Thursday, November 13, 2008

2008-11-13 Readings - Measurement and Tracing


END-TO-END INTERNET PACKET DYNAMICS

Vern Paxson

Summary:

Presents results from large scale Internet tracing study. Order 20,000 TCP bulk transfers of 100 KB between 35 Internet sites. Measurements at Poisson intervals to extract time averages. Analysis network "pathologies" including out of order delivery, packet replication, and packet corruption that's not due to noise. Also finds the bottleneck bandwidth for each pair of links. Presents distributions of packet loss and packet delays. Methodological refinements over previous studies in various areas.

Discussions & Criticisms:

Does Vern always do his research by himself?

The bottleneck link findings - I would be more interested in where the bottleneck links are. Knowing where they are would allow us to figure out ways of relieving/removing the bottlenecks. Also what are T1 circuits?

The packet loss rates are quite high. And the claim is that TCP works nevertheless?

Figure 9 looks very similar to the graphs we have from DC Metro measurements. Probably worth going back to those graphs again and see if it's indeed the same phenomenon.

Interesting how the data is from 1995, but the publication is in 1999. Does it take 4 years to crunch through the data?

Internet in 1995 is order 5 million hosts. In 2008 it's order 500 million hosts. How big of an effort would it be to repeat a similar measurement study?

Also, 35 hosts out of 5 million is almost nothing. Vern noted several findings different from other studies in the same things. Fundamental shortcoming of any attempt to get a snap shot at the Internet?

Packet replication and corruption - hard to imagine what could happen ...

Infinite variance in loss outage duration! I wonder if that's still the case.

The Poisson sampling thing is really nice for measuring long term phenomena with a small amount of data. Don't see that often anymore. Did people forget the early 1990s papers?

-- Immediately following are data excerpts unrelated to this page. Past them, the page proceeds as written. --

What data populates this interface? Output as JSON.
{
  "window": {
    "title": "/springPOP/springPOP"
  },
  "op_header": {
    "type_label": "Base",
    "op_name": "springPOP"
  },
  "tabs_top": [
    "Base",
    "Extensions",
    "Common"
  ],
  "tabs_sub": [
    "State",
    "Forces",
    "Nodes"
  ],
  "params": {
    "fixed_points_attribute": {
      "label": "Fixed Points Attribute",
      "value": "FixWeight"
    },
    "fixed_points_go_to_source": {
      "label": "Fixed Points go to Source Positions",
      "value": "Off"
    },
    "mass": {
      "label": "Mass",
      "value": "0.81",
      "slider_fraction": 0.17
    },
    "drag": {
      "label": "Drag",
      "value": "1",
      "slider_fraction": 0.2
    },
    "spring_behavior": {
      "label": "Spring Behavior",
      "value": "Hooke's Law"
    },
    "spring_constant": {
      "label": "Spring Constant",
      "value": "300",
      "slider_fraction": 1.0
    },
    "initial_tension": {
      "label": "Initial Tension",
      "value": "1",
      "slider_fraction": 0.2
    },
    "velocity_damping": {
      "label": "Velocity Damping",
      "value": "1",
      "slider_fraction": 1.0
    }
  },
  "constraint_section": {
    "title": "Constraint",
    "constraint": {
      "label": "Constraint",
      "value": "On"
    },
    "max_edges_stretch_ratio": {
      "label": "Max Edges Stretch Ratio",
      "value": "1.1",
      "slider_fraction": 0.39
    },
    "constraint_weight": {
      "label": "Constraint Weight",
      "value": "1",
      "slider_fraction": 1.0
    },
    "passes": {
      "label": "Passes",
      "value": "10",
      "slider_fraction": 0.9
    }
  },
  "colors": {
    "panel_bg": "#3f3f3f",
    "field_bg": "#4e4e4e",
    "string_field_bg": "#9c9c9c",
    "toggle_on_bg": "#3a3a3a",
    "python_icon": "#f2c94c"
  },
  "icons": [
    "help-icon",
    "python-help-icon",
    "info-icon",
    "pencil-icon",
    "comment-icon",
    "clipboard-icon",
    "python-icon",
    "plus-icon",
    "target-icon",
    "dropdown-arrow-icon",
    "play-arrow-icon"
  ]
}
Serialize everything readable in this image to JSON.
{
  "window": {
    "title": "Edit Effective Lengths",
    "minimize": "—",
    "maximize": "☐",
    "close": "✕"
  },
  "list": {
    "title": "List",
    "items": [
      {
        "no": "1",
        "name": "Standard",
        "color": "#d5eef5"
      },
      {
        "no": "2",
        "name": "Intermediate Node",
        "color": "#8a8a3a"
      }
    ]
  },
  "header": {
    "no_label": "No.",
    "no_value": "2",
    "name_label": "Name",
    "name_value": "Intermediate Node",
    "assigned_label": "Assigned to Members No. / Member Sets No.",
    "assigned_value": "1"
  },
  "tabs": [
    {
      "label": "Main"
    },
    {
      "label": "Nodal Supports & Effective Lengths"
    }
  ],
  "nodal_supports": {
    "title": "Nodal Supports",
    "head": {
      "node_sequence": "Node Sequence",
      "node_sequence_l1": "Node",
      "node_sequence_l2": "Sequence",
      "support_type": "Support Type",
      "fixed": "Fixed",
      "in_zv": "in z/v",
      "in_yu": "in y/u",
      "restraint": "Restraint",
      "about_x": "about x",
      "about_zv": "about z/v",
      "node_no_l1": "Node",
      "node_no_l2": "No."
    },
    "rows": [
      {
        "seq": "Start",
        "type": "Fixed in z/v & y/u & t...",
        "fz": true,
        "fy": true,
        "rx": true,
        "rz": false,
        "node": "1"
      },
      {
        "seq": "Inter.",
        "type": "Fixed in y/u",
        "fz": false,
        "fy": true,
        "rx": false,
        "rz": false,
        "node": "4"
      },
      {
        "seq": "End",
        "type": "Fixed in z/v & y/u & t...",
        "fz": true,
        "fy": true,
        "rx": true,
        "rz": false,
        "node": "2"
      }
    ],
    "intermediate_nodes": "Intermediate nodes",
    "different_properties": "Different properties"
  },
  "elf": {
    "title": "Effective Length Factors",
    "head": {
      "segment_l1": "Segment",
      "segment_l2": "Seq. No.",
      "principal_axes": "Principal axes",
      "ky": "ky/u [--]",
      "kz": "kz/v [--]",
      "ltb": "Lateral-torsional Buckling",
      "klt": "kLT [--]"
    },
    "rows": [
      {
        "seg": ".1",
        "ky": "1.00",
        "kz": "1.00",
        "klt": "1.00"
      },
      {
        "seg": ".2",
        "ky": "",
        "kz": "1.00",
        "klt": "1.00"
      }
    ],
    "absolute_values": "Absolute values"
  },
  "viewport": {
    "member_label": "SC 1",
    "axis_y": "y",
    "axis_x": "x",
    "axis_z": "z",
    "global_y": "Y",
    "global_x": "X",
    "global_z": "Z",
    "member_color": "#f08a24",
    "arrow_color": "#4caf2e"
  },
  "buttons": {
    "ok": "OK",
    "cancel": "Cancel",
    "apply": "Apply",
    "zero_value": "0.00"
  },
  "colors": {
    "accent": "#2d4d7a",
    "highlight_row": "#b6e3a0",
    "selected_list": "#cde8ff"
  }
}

X-TRACE: A PERVASIVE NETWORK TRACING FRAMEWORK

Rodrigo Fonseca, George Porter, Randy H. Katz, Scott Shenker, Ion Stoica

Summary:

Presents the architecture and implementation of the X-Trace infrastructure. Allows tracing of causal interactions across multiple network layers. Does so through book keeping in metadata that gets propagated through the network stack. Uses pushDown() and pushNext() operations for this purpose. Metadata easily goes into extensible headers for HTTP/TCP/IP protocols and the like. Offline reconstruction of call trees. Takes care of administrative control - people who request X-Trace doesn't necessarily see the traced data - data goes to the admin of each administrative domain. Needs modifications to protocol/clients/nodes.

Discusisons & Criticisms:

Requires modifying various protocols/clients/nodes. Already noted multiple times in the paper as a shortcoming. Probably a necessary thing if we were to really get comprehensive traces. I think the whole ugly business of tracing is not like ... shortcoming of the trace tools that they must modify various things, but a shortcoming in the original network design architecture that accounting/tracing was a very low priority. Sure the top priority of the DARPA project was blah blah survivability, but tracing/accounting/debugging capabilities shoudl arguably not even be a priority, but a general system design principle. Without these capabilities, we end up having systems that are hard to understand and hard to improve.

One could give the counter argument - screw accounting and tracing, what's important is having systems that work, and who cares about understanding why they work. In that view we'll often end up re-inventing the wheel and stumbling from revolutionary change to revolutionary change, with very little common evolutionary theme connecting it all.

Real life is somewhere in the middle .... Hence X-Trace I guess ...

I don't understand fundamentally what's preventing us from having a task graph? It's just metadata and task identifiers, right? So the metadata could be designed as extensible and carry multiple task identifiers? Also do something like XML name spaces and have each X-Trace metadata conform to a common format, but extensible beyond that? Could be nice for future evolution as well.

Paper did note that the key measurement for X-Trace's success is when it can help real life admins and developers debug/maintain their stuff. So one year since the paper was published, any happy stories in that regard?